Permite-se uma espécie de juízo de equidade na jurisdição voluntária. Para a época, era uma regra bem interessante, notadamente porque estava em dissonância com o art. 126 do CPC, que determinava ao órgão jurisdicional o dever de decidir com base na legalidade. Atualmente, porém, a regra parece dizer o que já se sabe: que a atividade jurisdicional não é uma atividade de mera reprodução do texto da lei, há criatividade judicial, notadamente por conta da abertura própria dos princípios e das cláusulas gerais, espécies normativas muito comuns em nossos dias, e, sobretudo, pelo dever de observância dos postulados normativos da proporcionalidade e da razoabilidade, que exigem do órgão jurisdicional a atenção redobrada na produção da justiça do caso concreto.

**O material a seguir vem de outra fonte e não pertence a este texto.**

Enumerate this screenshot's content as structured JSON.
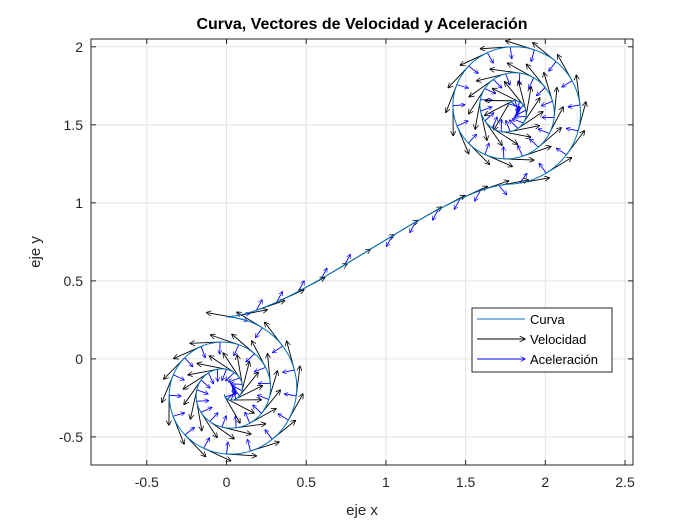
{
  "chart_data": {
    "type": "line",
    "title": "Curva, Vectores de Velocidad y Aceleración",
    "xlabel": "eje x",
    "ylabel": "eje y",
    "xlim": [
      -0.85,
      2.55
    ],
    "ylim": [
      -0.68,
      2.05
    ],
    "xticks": [
      -0.5,
      0,
      0.5,
      1,
      1.5,
      2,
      2.5
    ],
    "yticks": [
      -0.5,
      0,
      0.5,
      1,
      1.5,
      2
    ],
    "xtick_labels": [
      "-0.5",
      "0",
      "0.5",
      "1",
      "1.5",
      "2",
      "2.5"
    ],
    "ytick_labels": [
      "-0.5",
      "0",
      "0.5",
      "1",
      "1.5",
      "2"
    ],
    "grid": true,
    "legend_position": "right",
    "series": [
      {
        "name": "Curva",
        "kind": "line",
        "color": "#0072BD"
      },
      {
        "name": "Velocidad",
        "kind": "quiver",
        "color": "#000000"
      },
      {
        "name": "Aceleración",
        "kind": "quiver",
        "color": "#0000FF"
      }
    ],
    "curve": {
      "description_key": "spiral",
      "center_lower": [
        0.0,
        -0.21
      ],
      "center_upper": [
        1.78,
        1.6
      ],
      "join_point": [
        0.89,
        0.695
      ],
      "outer_radius": 0.5
    }
  }
}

A regra, portanto, é boa e, em certa medida, já anunciava uma metodologia jurídica que, anos depois, veio a consolidar-se.
Como corretamente percebeu FERNANDO GAJARDONI, o art. 1.109 do CPC estabelece uma regra geral de flexibilização procedimental, permitindo ao órgão jurisdicional a adaptação do procedimento da jurisdição voluntária às peculiaridades do caso concreto, como, por exemplo, a não-realização de determinado ato que, no caso concreto, se revela desnecessário, como o interrogatório do interditando que se encontra em coma [2].
Interessante, também, a menção a um exemplo prático de aplicação da regra na decisão em jurisdição voluntária. A guarda compartilhada dos filhos do casal foi recentemente regulamentada no Código Civil (arts. 1.583-1.584 do Código Civil, alterados pela Lei n. 11.698/2008). Não obstante isso, os magistrados sempre a admitiram, mesmo sem texto expresso de lei, na homologação de separações/divórcios consensuais que a contivessem, exatamente porque entendiam ser a solução mais justa do caso concreto. A jurisprudência antecipou-se à consagração legislativa da guarda compartilhada. O art. 1.109 do CPC exerceu, no particular, papel muito importante.
Fredie Didier Jr.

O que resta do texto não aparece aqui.